The work-life balance has been a difficult thing to strike lately. Like the author so poignantly describes in that quote from her larger piece “The Hourglass” , I am constantly struggling to create an equilibrium between my career goals that I am pursuing here in San Francisco and my personal passion to play in the mountains. One unfortunate consequence of this tricky task is that I have completely neglected this blog. This, in turn, will benefit you, my few readers, because this will be light on text and heavy on imagery!
I would rather be ashes than dust!
I would rather that my spark should burn out
in a brilliant blaze than it should be stifled by dry-rot.
I would rather be a superb meteor, every atom
of me in magnificent glow, than a sleepy and permanent planet.
The function of man is to live, not to exist.
I shall not waste my days trying to prolong them.
I shall use my time.
Lately, my ability to squeeze enough satisfaction out of my weekend warrior-ing to keep me content has been waning.

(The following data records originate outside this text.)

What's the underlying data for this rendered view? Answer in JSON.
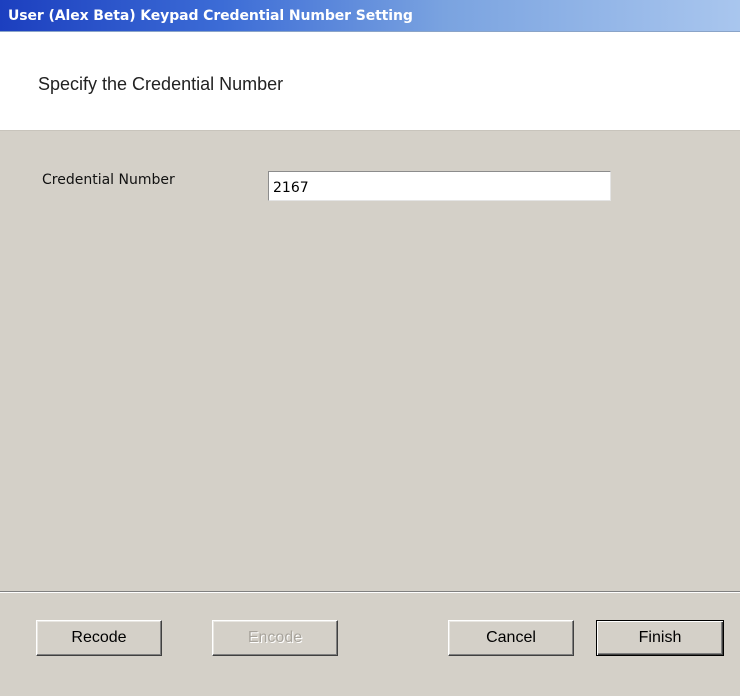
{
  "window": {
    "title": "User (Alex Beta) Keypad Credential Number Setting"
  },
  "header": {
    "title": "Specify the Credential Number"
  },
  "form": {
    "credential_label": "Credential Number",
    "credential_value": "2167"
  },
  "buttons": {
    "recode": "Recode",
    "encode": "Encode",
    "cancel": "Cancel",
    "finish": "Finish"
  },
  "colors": {
    "dialog_background": "#d4d0c8",
    "header_background": "#ffffff",
    "title_text": "#ffffff",
    "disabled_text": "#a8a49c"
  }
}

Like Jack London, I want to live, though currently I feel as though I am simply existing. Existing between one work day and another, trying to wring out as much pleasure as I can from my brief trips to the mountains as possible.
Perhaps this sounds over-dramatic, but I didn’t always feel like this. In fact my first month here all I wanted to do was stay in the city and explore my surroundings. However, those were some strange times while I was battling changes in life that demanded my mental attention. I also was living in Bishop, CA where I was surrounded by endless outdoor recreation possibilities. Now that life has calmed down a little bit and my scenery has changed, the climbing spark has been reignited. I can trace this back, actually, to a series of weekends I spent sport climbing in the Trinity Aretes.